Ungepflegtes Hamburg
Ausbildung von jungen Tunesiern droht an Modalitäten für ein Darlehen zu scheitern
23 junge Tunesier stehen in Hamburg ohne Einkommen und mit ungesichertem Aufenthaltsstatus da. Dabei blickten sie noch vor kurzem in eine hoffnungsvolle berufliche Zukunft in Deutschland. Sie sind Teilnehmer des dreijährigen Vorzeigeprojekts Transformationspartnerschaft im Gesundheitswesen (TAPiG) und sollten in den Asklepios Kliniken in Hamburg zu Pflegekräften ausgebildet werden. Doch jetzt hat Asklepios den Teilnehmern der zweiten Runde gekündigt. Der Grund: Die Teilnehmer wollten keine Darlehensvereinbarung über eine Summe von rund 19 000 Euro unterschreiben.
Geschlossen wurde die Partnerschaft zwischen dem Auswärtigem Amt und Tunesien. Das Amt hatte dafür Fördermittel an die Asklepios Medical School gGmbH projektgebunden für TAPiG bewilligt. Rund 10 000 Euro pro Azubi sollen gezahlt worden sei, insgesamt eine knappe Million Euro, wie aus der Antwort des Hamburger Senats auf eine Kleine Anfrage der Grünen hervorgeht. Junge Tunesier sollten eine qualifizierte Ausbildung und eine berufliche Perspektive erhalten. Zugleich wollte man dem hiesigen Fachkräftemangel im Pflegebereich entgegenwirken. Einem Sprachkurs beim Goethe Institut schließt sich vertragsgemäß eine dreijährige Ausbildung bei Asklepios an.

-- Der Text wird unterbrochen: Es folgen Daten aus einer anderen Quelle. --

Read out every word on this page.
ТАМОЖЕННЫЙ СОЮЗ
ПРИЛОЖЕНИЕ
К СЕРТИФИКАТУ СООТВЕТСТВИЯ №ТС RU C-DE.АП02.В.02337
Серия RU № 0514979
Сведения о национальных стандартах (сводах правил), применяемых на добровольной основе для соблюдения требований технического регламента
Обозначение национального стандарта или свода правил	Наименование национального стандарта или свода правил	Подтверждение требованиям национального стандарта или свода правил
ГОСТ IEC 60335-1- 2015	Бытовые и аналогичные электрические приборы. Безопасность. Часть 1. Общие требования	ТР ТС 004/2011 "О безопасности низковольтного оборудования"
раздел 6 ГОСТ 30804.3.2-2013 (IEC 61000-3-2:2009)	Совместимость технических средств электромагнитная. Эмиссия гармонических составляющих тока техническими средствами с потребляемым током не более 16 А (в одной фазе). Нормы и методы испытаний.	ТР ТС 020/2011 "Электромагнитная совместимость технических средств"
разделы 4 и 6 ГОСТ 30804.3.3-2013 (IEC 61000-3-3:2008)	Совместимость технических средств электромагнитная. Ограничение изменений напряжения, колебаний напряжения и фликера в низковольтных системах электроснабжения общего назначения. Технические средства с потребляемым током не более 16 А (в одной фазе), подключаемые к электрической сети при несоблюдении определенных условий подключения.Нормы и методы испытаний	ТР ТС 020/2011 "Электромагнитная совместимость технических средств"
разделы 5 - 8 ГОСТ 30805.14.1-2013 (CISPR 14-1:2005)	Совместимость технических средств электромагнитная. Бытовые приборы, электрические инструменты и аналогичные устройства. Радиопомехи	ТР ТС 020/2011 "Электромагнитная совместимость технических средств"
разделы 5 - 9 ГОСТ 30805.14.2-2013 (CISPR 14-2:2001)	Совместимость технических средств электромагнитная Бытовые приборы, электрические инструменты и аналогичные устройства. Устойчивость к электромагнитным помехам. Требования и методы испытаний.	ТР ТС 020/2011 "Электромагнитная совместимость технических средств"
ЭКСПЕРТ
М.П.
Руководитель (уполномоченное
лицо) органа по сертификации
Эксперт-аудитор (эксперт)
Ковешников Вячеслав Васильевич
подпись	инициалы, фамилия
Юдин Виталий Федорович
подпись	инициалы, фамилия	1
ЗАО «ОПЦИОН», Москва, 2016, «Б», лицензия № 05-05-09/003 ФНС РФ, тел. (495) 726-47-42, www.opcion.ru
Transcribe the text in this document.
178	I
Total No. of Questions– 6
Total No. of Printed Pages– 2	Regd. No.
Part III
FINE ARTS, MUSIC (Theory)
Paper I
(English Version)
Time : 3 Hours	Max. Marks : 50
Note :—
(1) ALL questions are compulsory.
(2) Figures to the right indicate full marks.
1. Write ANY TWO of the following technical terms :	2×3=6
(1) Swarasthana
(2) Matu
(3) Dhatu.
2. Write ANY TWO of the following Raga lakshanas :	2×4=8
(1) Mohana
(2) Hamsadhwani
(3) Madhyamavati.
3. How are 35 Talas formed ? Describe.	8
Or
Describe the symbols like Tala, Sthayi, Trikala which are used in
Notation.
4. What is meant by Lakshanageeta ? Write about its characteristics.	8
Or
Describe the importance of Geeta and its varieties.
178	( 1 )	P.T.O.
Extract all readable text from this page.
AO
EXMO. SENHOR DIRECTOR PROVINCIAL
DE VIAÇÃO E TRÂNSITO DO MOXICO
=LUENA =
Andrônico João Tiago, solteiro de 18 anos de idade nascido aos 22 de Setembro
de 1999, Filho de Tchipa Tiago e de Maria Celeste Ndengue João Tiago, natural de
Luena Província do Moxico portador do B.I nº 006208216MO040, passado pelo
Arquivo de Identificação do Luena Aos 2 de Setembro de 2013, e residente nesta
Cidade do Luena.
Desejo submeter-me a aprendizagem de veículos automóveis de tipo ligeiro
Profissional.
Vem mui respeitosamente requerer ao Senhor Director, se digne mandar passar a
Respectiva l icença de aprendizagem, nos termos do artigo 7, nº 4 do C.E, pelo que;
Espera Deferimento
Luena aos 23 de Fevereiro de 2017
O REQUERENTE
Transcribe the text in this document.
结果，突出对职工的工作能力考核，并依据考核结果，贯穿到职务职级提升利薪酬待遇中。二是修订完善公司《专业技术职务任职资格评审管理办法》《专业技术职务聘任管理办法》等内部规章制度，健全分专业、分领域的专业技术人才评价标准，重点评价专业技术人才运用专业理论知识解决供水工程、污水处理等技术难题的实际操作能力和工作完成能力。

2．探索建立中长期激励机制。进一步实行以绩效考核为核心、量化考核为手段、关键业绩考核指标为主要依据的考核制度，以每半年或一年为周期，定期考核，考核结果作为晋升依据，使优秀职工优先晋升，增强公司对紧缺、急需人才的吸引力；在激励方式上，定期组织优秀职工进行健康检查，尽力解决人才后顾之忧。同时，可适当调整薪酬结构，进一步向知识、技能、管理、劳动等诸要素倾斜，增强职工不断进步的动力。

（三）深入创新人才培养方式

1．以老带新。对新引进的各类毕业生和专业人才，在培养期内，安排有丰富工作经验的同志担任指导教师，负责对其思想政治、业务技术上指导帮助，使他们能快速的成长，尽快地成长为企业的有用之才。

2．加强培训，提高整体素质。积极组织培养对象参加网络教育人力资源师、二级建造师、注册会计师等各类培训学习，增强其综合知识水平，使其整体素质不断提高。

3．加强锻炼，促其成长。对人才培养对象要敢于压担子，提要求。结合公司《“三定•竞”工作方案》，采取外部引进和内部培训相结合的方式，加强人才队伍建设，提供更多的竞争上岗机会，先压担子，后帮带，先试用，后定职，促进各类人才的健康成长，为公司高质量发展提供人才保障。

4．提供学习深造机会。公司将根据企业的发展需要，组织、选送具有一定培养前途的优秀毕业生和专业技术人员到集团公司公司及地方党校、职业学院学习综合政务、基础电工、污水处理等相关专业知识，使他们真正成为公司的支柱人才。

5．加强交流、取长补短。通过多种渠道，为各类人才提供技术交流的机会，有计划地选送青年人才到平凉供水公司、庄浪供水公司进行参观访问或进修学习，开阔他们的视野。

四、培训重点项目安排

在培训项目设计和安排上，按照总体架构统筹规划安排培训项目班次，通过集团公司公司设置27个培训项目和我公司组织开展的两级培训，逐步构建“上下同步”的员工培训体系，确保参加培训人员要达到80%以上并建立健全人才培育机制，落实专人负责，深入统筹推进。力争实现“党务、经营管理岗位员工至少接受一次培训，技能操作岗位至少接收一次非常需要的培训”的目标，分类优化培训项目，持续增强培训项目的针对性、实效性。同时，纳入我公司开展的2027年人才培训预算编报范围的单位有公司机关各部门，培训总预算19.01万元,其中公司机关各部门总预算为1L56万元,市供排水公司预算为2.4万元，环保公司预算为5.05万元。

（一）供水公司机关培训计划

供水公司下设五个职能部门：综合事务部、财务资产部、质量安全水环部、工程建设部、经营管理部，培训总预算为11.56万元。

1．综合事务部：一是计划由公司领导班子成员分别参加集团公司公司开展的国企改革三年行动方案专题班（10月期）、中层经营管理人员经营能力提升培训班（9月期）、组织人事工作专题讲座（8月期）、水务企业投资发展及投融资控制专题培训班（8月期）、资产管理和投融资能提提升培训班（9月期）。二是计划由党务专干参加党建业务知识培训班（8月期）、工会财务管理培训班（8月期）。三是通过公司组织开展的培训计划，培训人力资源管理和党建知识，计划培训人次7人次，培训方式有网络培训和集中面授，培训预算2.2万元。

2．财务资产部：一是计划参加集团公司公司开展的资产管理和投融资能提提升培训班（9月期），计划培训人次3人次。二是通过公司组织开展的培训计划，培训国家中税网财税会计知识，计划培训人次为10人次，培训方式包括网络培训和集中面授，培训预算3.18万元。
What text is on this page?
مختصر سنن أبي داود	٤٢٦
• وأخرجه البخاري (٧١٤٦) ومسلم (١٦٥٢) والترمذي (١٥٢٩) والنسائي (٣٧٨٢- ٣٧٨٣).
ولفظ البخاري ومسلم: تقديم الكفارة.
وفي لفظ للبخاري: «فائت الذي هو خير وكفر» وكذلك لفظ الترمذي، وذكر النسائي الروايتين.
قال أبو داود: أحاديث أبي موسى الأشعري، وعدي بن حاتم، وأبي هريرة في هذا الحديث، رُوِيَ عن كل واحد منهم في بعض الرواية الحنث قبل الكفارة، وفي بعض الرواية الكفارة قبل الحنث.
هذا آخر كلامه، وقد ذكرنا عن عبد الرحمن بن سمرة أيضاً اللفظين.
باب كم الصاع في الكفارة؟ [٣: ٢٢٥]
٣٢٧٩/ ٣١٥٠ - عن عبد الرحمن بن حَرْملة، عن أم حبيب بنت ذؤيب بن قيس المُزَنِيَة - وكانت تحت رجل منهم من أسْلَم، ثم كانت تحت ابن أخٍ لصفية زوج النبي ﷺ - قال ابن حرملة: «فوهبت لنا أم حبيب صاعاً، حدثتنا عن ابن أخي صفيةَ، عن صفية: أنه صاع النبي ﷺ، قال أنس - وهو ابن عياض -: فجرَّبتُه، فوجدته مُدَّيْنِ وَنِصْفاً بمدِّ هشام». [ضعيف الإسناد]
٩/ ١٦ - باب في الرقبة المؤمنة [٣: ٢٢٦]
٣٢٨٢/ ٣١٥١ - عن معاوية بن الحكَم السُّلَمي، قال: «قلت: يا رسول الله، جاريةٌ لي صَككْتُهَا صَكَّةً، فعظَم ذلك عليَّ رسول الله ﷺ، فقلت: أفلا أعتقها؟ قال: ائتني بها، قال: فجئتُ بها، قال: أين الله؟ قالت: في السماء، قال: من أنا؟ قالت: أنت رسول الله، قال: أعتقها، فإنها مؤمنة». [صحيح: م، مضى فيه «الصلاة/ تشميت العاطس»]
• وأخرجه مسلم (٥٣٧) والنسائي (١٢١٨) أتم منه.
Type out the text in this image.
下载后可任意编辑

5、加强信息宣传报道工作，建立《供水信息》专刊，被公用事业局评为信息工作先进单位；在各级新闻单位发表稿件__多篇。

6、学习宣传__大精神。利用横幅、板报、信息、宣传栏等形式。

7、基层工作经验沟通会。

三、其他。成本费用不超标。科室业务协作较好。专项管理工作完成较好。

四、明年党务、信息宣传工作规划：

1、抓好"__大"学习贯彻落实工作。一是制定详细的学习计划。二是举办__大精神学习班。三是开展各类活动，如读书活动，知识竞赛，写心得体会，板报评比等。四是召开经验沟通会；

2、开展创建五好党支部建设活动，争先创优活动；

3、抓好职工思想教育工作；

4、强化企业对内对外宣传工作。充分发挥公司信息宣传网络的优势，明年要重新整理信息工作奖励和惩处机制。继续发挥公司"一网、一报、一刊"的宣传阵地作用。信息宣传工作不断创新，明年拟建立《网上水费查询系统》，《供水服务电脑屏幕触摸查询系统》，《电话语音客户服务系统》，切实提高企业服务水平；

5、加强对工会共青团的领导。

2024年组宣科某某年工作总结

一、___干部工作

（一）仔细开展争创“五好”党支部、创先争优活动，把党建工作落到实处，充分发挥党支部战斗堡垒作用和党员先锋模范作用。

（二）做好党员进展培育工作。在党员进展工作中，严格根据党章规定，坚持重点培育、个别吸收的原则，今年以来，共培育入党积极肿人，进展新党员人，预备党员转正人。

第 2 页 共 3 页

Als die Teilnehmer des zweiten Kurses nach Abschluss der Sprachprüfungen einen Antrag auf Gewährung eines Ausbildungsförderdarlehens in Höhe von 19 000 Euro unterschreiben sollten, weigerten sie sich. »In Tunesien haben uns der Projektleiter Jan Stephan Hillebrand und seine Mitarbeiter gesagt, wir müssten 19 000 Euro bezahlen für drei Jahre Ausbildung und für die sechsmonatige Willkommensphase«, berichtet ein Teilnehmer, der davon ausging, dass er das Geld erst nach Beendigung dieser Zeit aufbringen muss. Jetzt hieß es aber, das sei die Summe für die Willkommensphase, und er müsse sofort mit Zinszahlungen anfangen.
Da ihr Visum aufenthaltsrechtlich an die Ausbildung bei Asklepios gebunden ist, haben die jungen Leute diesen Status mit Beendigung des Projekts verloren und sind jetzt bloß geduldet. Um einkaufen gehen zu können, sind sie jetzt auf private Spenden angewiesen. Ein Dach über dem Kopf haben sie immerhin, denn sie wohnen noch in einer Unterkunft in der Nähe des Hauptbahnhofs, die nur während des Sprachkurses zur Verfügung steht. »Die jungen Tunesier und Tunesierinnen stehen vor einem Scherbenhaufen ihrer Berufs- und Lebensplanung«, sagt die Bürgerschaftsabgeordnete der Linkspartei, Kersten Artus.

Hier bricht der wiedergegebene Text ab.